Eine der Schlussfolgerungen der Autoren war, dass durch die „Entlastung“ des Produktionsfaktors Arbeit durch autonome Systeme sich künftig größere Freiräume für die Selbstentfaltung des Menschen ergeben – sofern natürlich die soziale Abfederung des Transformationsprozesses gewährleistet ist. Diese Freiräume werden die Menschen nutzen für Aktivitäten, die über die reine Befriedigung ihrer elementaren Bedürfnisse hinausgehen (also die Bedürfnisse nach Nahrung, Wohnung, Sicherheit und sozialer Interaktion). Ganz oben auf der von Abraham Maslow entwickelten Bedürfnispyramide steht das Bedürfnis nach Selbstverwirklichung. Diese Selbstverwirklichung lässt sich in drei Unterbereiche strukturieren. Der auch im Hinblick auf die ökonomische Langzeitrelevanz bedeutsamste Bereich ist dabei sicherlich das „Lernen“. Es schafft das Erfolgserlebnis von Arbeit und Bildung, das Unabhängigkeit, Vertrauen und finanzielle Stabilität schafft. Aber auch ein stärker zwischenmenschlicher Bereich ist wichtig: Der Faktor „Füreinander sorgen“ sorgt für Seelenfrieden, der durch die Unterstützung von Freunden und Familie oder durch die Betreuung eines Angehörigen, durch die Gesellschaft von Haustieren oder das Finden eines Partners entsteht. Drittens ist noch der Faktor „Genießen“ zu nennen, also das Gefühl, das durch Unterhaltung, Reisen, Essen und kulturelle Erfahrungen gewonnen wird. Lebensstadien verlaufen künftig immer weniger linear mit klaren Abschnitten, sondern sie werden dynamischer mit wechselnden Phasen und Durchmischungen.

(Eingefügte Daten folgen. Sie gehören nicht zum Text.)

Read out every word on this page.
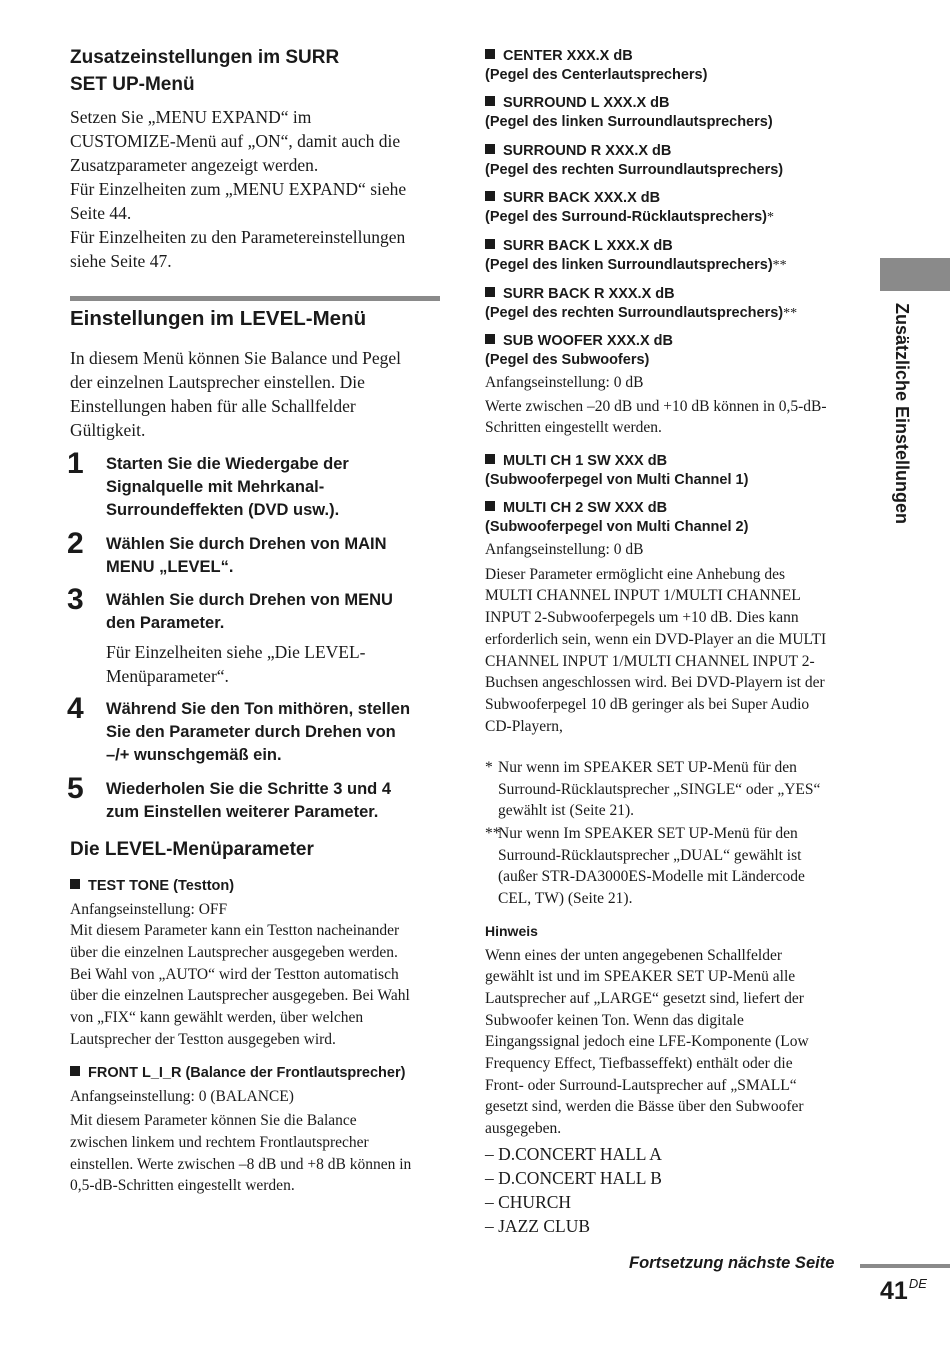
Zusatzeinstellungen im SURR
SET UP-Menü

Setzen Sie „MENU EXPAND“ im

CUSTOMIZE-Menü auf „ON“, damit auch die

Zusatzparameter angezeigt werden.

Für Einzelheiten zum „MENU EXPAND“ siehe

Seite 44.

Für Einzelheiten zu den Parametereinstellungen

siehe Seite 47.

Einstellungen im LEVEL-Menü

In diesem Menü können Sie Balance und Pegel

der einzelnen Lautsprecher einstellen. Die

Einstellungen haben für alle Schallfelder

Gültigkeit.

1 Starten Sie die Wiedergabe der
Signalquelle mit Mehrkanal-
Surroundeffekten (DVD usw.).
2 Wählen Sie durch Drehen von MAIN
MENU „LEVEL“.
3 Wählen Sie durch Drehen von MENU
den Parameter.
Für Einzelheiten siehe „Die LEVEL-
Menüparameter“.
4 Während Sie den Ton mithören, stellen
Sie den Parameter durch Drehen von
–/+ wunschgemäß ein.
5 Wiederholen Sie die Schritte 3 und 4
zum Einstellen weiterer Parameter.
Die LEVEL-Menüparameter

TEST TONE (Testton)

Anfangseinstellung: OFF

Mit diesem Parameter kann ein Testton nacheinander

über die einzelnen Lautsprecher ausgegeben werden.

Bei Wahl von „AUTO“ wird der Testton automatisch

über die einzelnen Lautsprecher ausgegeben. Bei Wahl

von „FIX“ kann gewählt werden, über welchen

Lautsprecher der Testton ausgegeben wird.

FRONT L_I_R (Balance der Frontlautsprecher)

Anfangseinstellung: 0 (BALANCE)

Mit diesem Parameter können Sie die Balance

zwischen linkem und rechtem Frontlautsprecher

einstellen. Werte zwischen –8 dB und +8 dB können in

0,5-dB-Schritten eingestellt werden.

CENTER XXX.X dB

(Pegel des Centerlautsprechers)

SURROUND L XXX.X dB

(Pegel des linken Surroundlautsprechers)

SURROUND R XXX.X dB

(Pegel des rechten Surroundlautsprechers)

SURR BACK XXX.X dB

(Pegel des Surround-Rücklautsprechers)*

SURR BACK L XXX.X dB

(Pegel des linken Surroundlautsprechers)**

SURR BACK R XXX.X dB

(Pegel des rechten Surroundlautsprechers)**

SUB WOOFER XXX.X dB

(Pegel des Subwoofers)

Anfangseinstellung: 0 dB

Werte zwischen –20 dB und +10 dB können in 0,5-dB-

Schritten eingestellt werden.

MULTI CH 1 SW XXX dB

(Subwooferpegel von Multi Channel 1)

MULTI CH 2 SW XXX dB

(Subwooferpegel von Multi Channel 2)

Anfangseinstellung: 0 dB

Dieser Parameter ermöglicht eine Anhebung des

MULTI CHANNEL INPUT 1/MULTI CHANNEL

INPUT 2-Subwooferpegels um +10 dB. Dies kann

erforderlich sein, wenn ein DVD-Player an die MULTI

CHANNEL INPUT 1/MULTI CHANNEL INPUT 2-

Buchsen angeschlossen wird. Bei DVD-Playern ist der

Subwooferpegel 10 dB geringer als bei Super Audio

CD-Playern,

* Nur wenn im SPEAKER SET UP-Menü für den
Surround-Rücklautsprecher „SINGLE“ oder „YES“
gewählt ist (Seite 21).
**
Nur wenn Im SPEAKER SET UP-Menü für den
Surround-Rücklautsprecher „DUAL“ gewählt ist
(außer STR-DA3000ES-Modelle mit Ländercode
CEL, TW) (Seite 21).

Hinweis

Wenn eines der unten angegebenen Schallfelder

gewählt ist und im SPEAKER SET UP-Menü alle

Lautsprecher auf „LARGE“ gesetzt sind, liefert der

Subwoofer keinen Ton. Wenn das digitale

Eingangssignal jedoch eine LFE-Komponente (Low

Frequency Effect, Tiefbasseffekt) enthält oder die

Front- oder Surround-Lautsprecher auf „SMALL“

gesetzt sind, werden die Bässe über den Subwoofer

ausgegeben.

– D.CONCERT HALL A

– D.CONCERT HALL B

– CHURCH

– JAZZ CLUB

Zusätzliche Einstellungen
Fortsetzung nächste Seite
41DE
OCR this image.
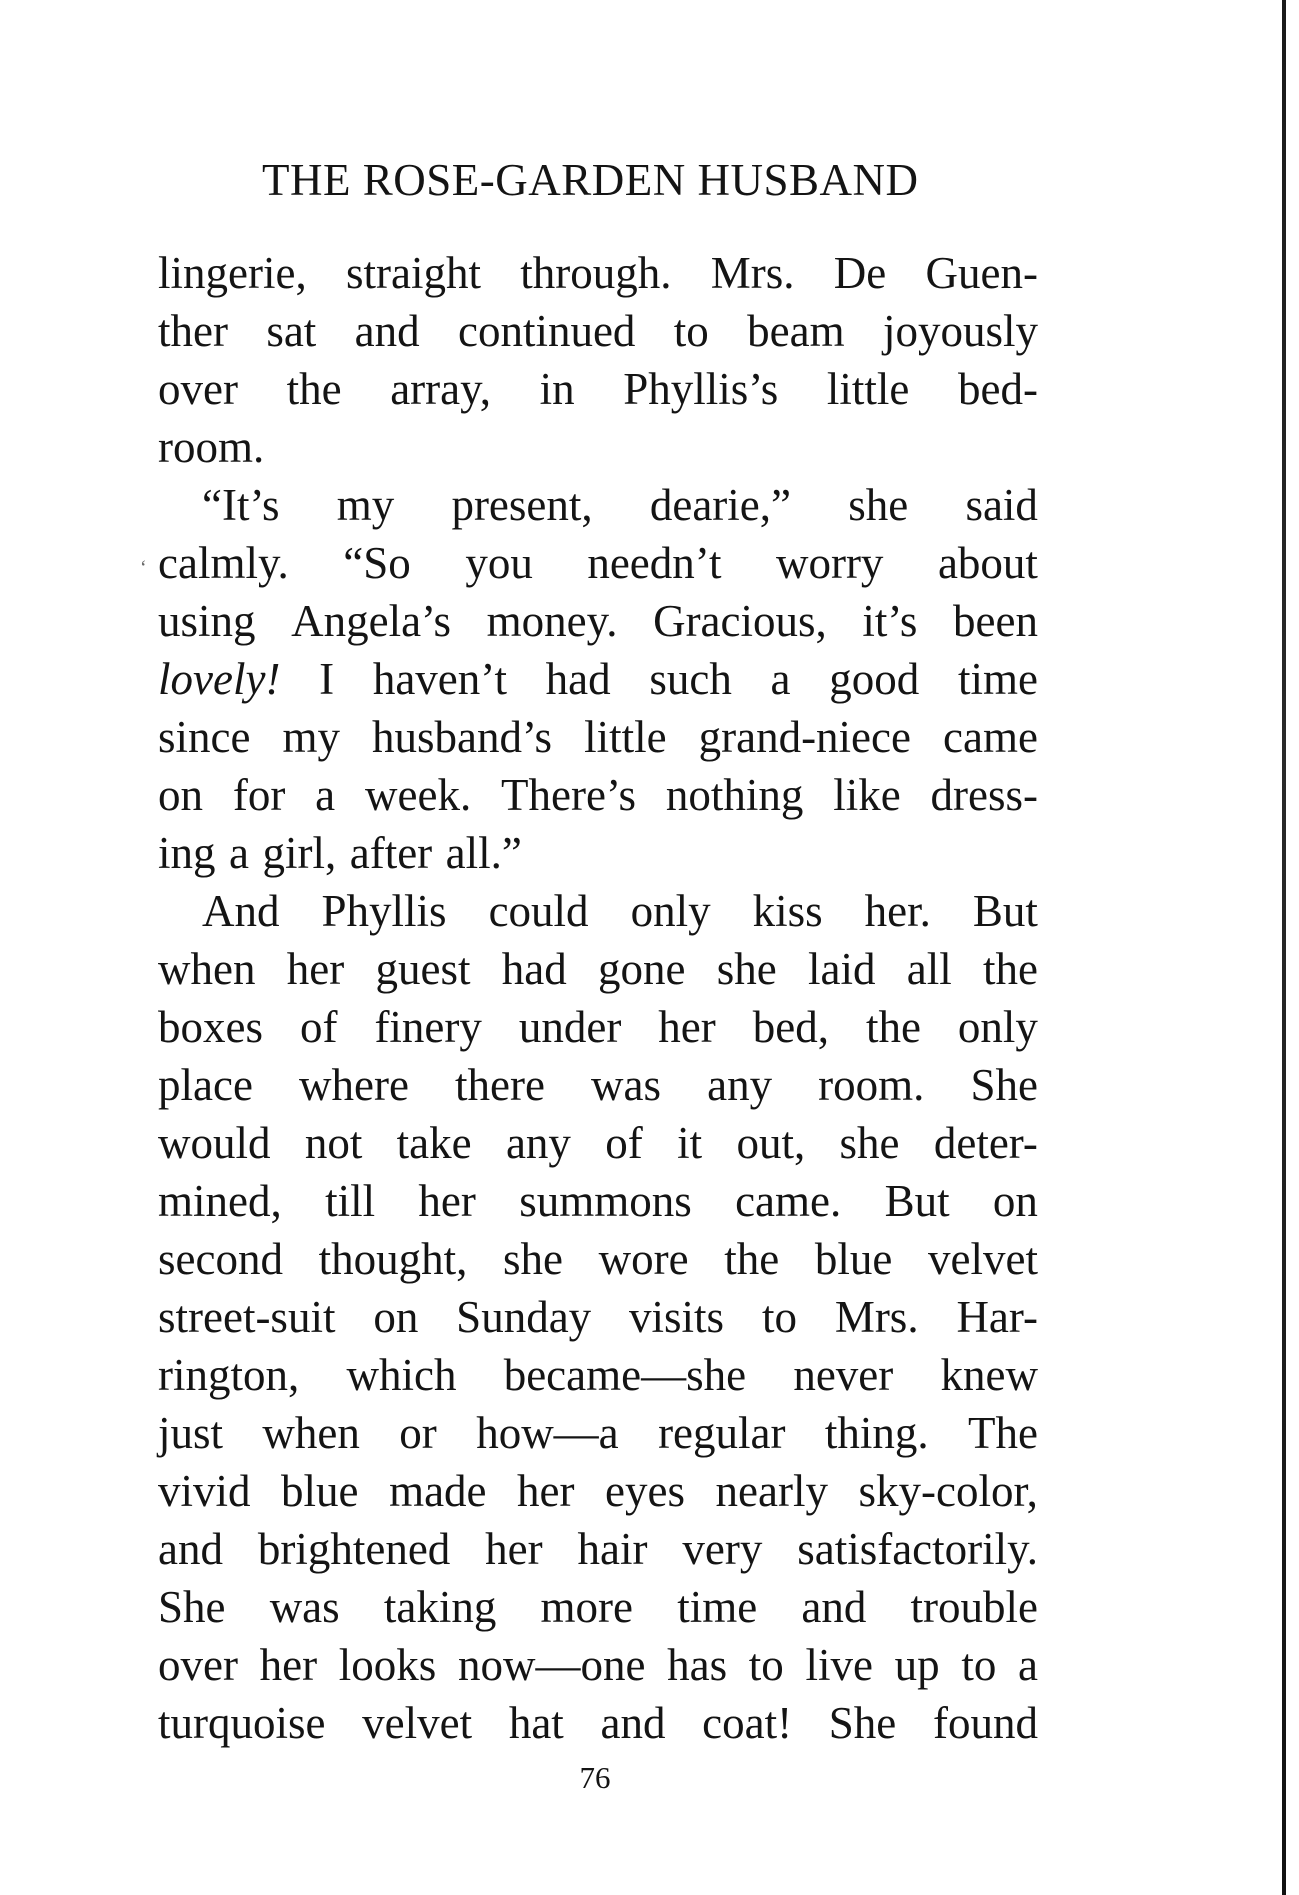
THE ROSE-GARDEN HUSBAND
lingerie, straight through. Mrs. De Guen-
ther sat and continued to beam joyously
over the array, in Phyllis’s little bed-
room.
“It’s my present, dearie,” she said
calmly. “So you needn’t worry about
using Angela’s money. Gracious, it’s been
lovely! I haven’t had such a good time
since my husband’s little grand-niece came
on for a week. There’s nothing like dress-
ing a girl, after all.”
And Phyllis could only kiss her. But
when her guest had gone she laid all the
boxes of finery under her bed, the only
place where there was any room. She
would not take any of it out, she deter-
mined, till her summons came. But on
second thought, she wore the blue velvet
street-suit on Sunday visits to Mrs. Har-
rington, which became—she never knew
just when or how—a regular thing. The
vivid blue made her eyes nearly sky-color,
and brightened her hair very satisfactorily.
She was taking more time and trouble
over her looks now—one has to live up to a
turquoise velvet hat and coat! She found
76
‘
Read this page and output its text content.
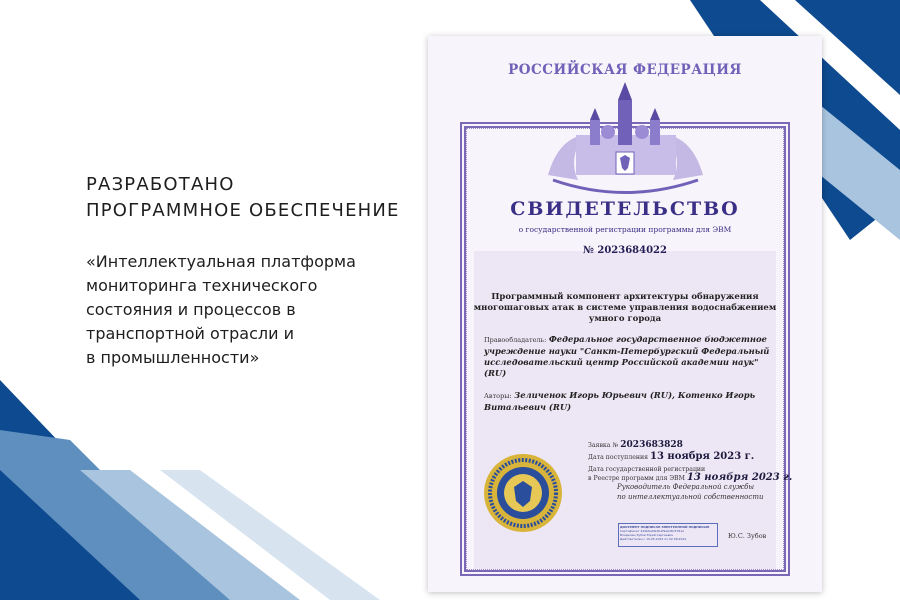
РАЗРАБОТАНО
ПРОГРАММНОЕ ОБЕСПЕЧЕНИЕ
«Интеллектуальная платформа
мониторинга технического
состояния и процессов в
транспортной отрасли и
в промышленности»
РОССИЙСКАЯ ФЕДЕРАЦИЯ
СВИДЕТЕЛЬСТВО
о государственной регистрации программы для ЭВМ
№ 2023684022
Программный компонент архитектуры обнаружения многошаговых атак в системе управления водоснабжением умного города
Правообладатель: Федеральное государственное бюджетное учреждение науки "Санкт-Петербургский Федеральный исследовательский центр Российской академии наук" (RU)
Авторы: Зеличенок Игорь Юрьевич (RU), Котенко Игорь Витальевич (RU)
Заявка № 2023683828
Дата поступления 13 ноября 2023 г.
Дата государственной регистрации
в Реестре программ для ЭВМ 13 ноября 2023 г.
Руководитель Федеральной службы
по интеллектуальной собственности
ДОКУМЕНТ ПОДПИСАН ЭЛЕКТРОННОЙ ПОДПИСЬЮ
Сертификат 429b6a0fe3b1f9a0d8c5781e
Владелец Зубов Юрий Сергеевич
Действителен с 10.05.2023 по 02.08.2024	Ю.С. Зубов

Anlagestrategie mit „dem Menschen“ im Mittelpunkt
Die Wohlstandsgewinne und Zeitersparnis einer digitalisierten Volkswirtschaft erlauben es den Menschen, diesem Faktor größere Beachtung zu schenken. Daraus entstehen innovative Geschäftsmodelle, die zumeist durch langfristige Wachstumstreiber – ergo Megatrends wie Demographie, Wissensgesellschaft, Kommerzialisierung oder Dematerialisierung – angefeuert werden. Wenngleich Dienstleistungen rund um „den Menschen“ gewissermaßen als die Antithese zu Robotik und Technisierung wahrgenommen werden könnten, so handelt es sich doch ebenso um ein Wachstumsfeld. Innovation trifft hierbei auf eine strukturell steigende Nachfrage. Der geübte Leser spürt sicherlich bereits, dass alle diese Attribute die Zutaten für eine thematische Aktienstrategie sein können, da langfristige Wachstumsaussichten immer auch Unternehmen zutage fördern, die entsprechende Lösungen anbieten. Alleine die Bereiche Bildung, Karriere, Gemeinschaften, Haustiere, Reisen und Freizeit sowie Unterhaltung und Esskultur schaffen ein riesiges Anlageuniversum aus börsennotierten Gesellschaften im Marktwert von mehr als 2 Billionen Dollar. Wenn man nun hohe ethische Maßstäbe an die soziale Dimension der Dienstleistungen rund um den Menschen anlegt – also der Ausschluss von kontroversen oder umweltschädlichen Betätigungen – reduziert sich das Anlagespektrum etwas, bleibt aber mit 200 bis 250 Aktien rund um den Globus breit diversifiziert. Neben Konsumwerten finden sich die Titel in zahlreichen weiteren Sektoren. Die Selbstverwirklichung der Menschheit tritt in eine neue – spannende – Phase ein.